Now it’s the turn of AI, it can be a helpful tool for a while to avoid it all, stuff like agentic browsers can give us some freedom for a while when they will be actually usable and reliable, but in that time the web will have evolved again and pheraps we’ll need to take into account new ways to defend ourselves or to look through the bushes.

It’s a never ending hide and seek unless something really big changes. Linux, free software, open source is all great, but we are continuously pushed towarbalance mainstream in some way or another. And most people live the mainstream, not in the alternative, despite the alternative being objectively better. It is just unsupported by our culture.

It’s an abstraction built on another abstraction built on another abstraction… And the web is just the most clear example of that, I mean the very languages in which the web is built are an example itself: JS (which already is high level)>React>Next. You see? Abstraction on abstraction.

But when will we stop to play games and just stay in the present? Focusing on the core of things?

Do we strive to get to a sort of technological ecstatic point in which all will actually be clear? A sort of technological philosopher stone? And the way to do that is through collection of loads and loads of human data?

My perspective on this is quite pessimistic, because it’s a form of cruel optimism to say that one can solve this problem individually. To change this would require a coordination of consumers, programmers and people revolving around all things of the internet to fix it, unless we assume that AI is somehow sentient and can be better at solving our problems than we do, which I do not exclude: faster and better at looking and processing novelty than we are.

But that will mean that us, as humans, will just be obsolete.

I always come to the conclusion that the web maybe it’s not worth getting used as it is right now, and maybe to feel good we should stop trying to relate to machines and instead just living our own biological needs… Focusing on beings which we can understand better… Living in the present… And stop running, whether it means running away, or towards. Rejecting culture and just staying in our own spaces, cultivating simplicity and balance.

Sorry for the philosophycal rant lmao, I guess this was just more than a technical problem for me lmao, but thanks for your answer!
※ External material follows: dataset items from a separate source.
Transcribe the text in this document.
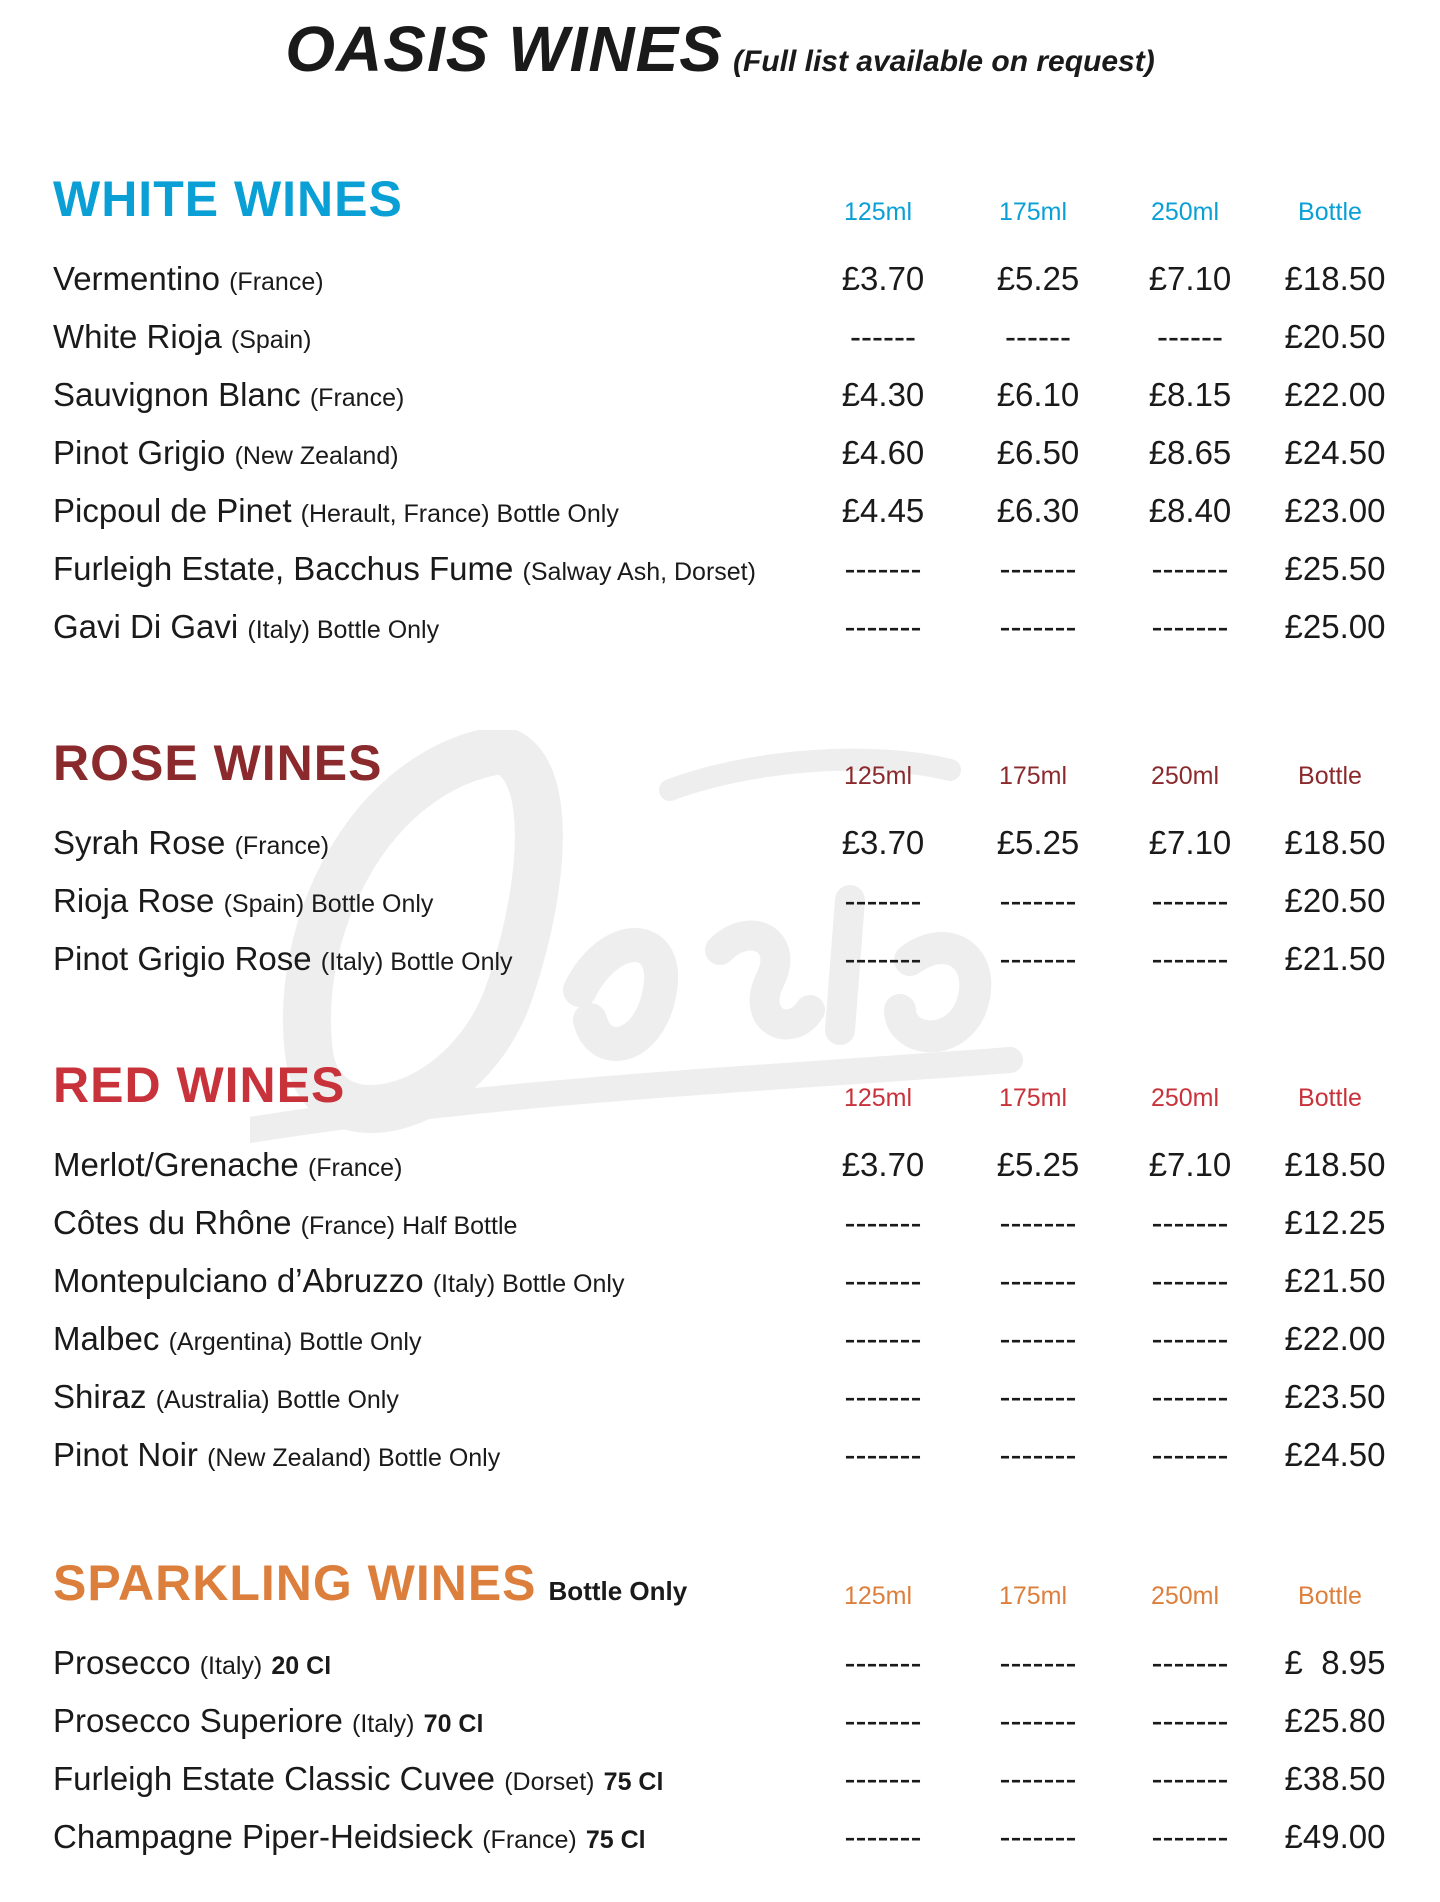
OASIS WINES (Full list available on request)
WHITE WINES	125ml	175ml	250ml	Bottle
Vermentino (France)	£3.70	£5.25	£7.10	£18.50
White Rioja (Spain)	------	------	------	£20.50
Sauvignon Blanc (France)	£4.30	£6.10	£8.15	£22.00
Pinot Grigio (New Zealand)	£4.60	£6.50	£8.65	£24.50
Picpoul de Pinet (Herault, France) Bottle Only	£4.45	£6.30	£8.40	£23.00
Furleigh Estate, Bacchus Fume (Salway Ash, Dorset)	-------	-------	-------	£25.50
Gavi Di Gavi (Italy) Bottle Only	-------	-------	-------	£25.00
ROSE WINES	125ml	175ml	250ml	Bottle
Syrah Rose (France)	£3.70	£5.25	£7.10	£18.50
Rioja Rose (Spain) Bottle Only	-------	-------	-------	£20.50
Pinot Grigio Rose (Italy) Bottle Only	-------	-------	-------	£21.50
RED WINES	125ml	175ml	250ml	Bottle
Merlot/Grenache (France)	£3.70	£5.25	£7.10	£18.50
Côtes du Rhône (France) Half Bottle	-------	-------	-------	£12.25
Montepulciano d’Abruzzo (Italy) Bottle Only	-------	-------	-------	£21.50
Malbec (Argentina) Bottle Only	-------	-------	-------	£22.00
Shiraz (Australia) Bottle Only	-------	-------	-------	£23.50
Pinot Noir (New Zealand) Bottle Only	-------	-------	-------	£24.50
SPARKLING WINES Bottle Only	125ml	175ml	250ml	Bottle
Prosecco (Italy) 20 Cl	-------	-------	-------	£  8.95
Prosecco Superiore (Italy) 70 Cl	-------	-------	-------	£25.80
Furleigh Estate Classic Cuvee (Dorset) 75 Cl	-------	-------	-------	£38.50
Champagne Piper-Heidsieck (France) 75 Cl	-------	-------	-------	£49.00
Sylra@piefed.social · 12 hours ago

You can already use proprietary cloud-based LLMs like OpenAI’s ChatGPT or xAI’s Grok. If you explain to them in the prompt what “niche, enthusiast, passionate websites” are and how to find them, they can definitely help you and give you much better results than Google even in their current state. “Hallucinations” are a complete non-issue. If the LLM gives you two non-relevant links out of ten, with the rest being correct, that is still better than Google, where you might only get one relevant link out of fifty.

Now, thankfully, you do not have to rely on the cloud. If you have some DIY skills and a fair amount of computing power at home, you can run a setup locally that rivals cloud-based LLM searches in performance.

Unfortunately, it is somewhat of an arms race as you said. Advertisers and marketers aim to target people who stick to defaults: the ones who search for “top 5 password managers” on Google and click the first result. That is their audience. LLMs are not a complete solution. There are clever ways to use them with well-crafted prompts, and there are simpler, less effective approaches. Those who remain with default behaviors will be absorbed by the system; those who make the effort to resist stand a better chance of avoiding marketing influence.

As an example, some people began adding “site:reddit.com” to their searches in an attempt to get real opinions from real users. I can assure you, marketing firms have caught up with this tactic. Due to widespread astroturfing, I no longer consider Reddit a reliable source.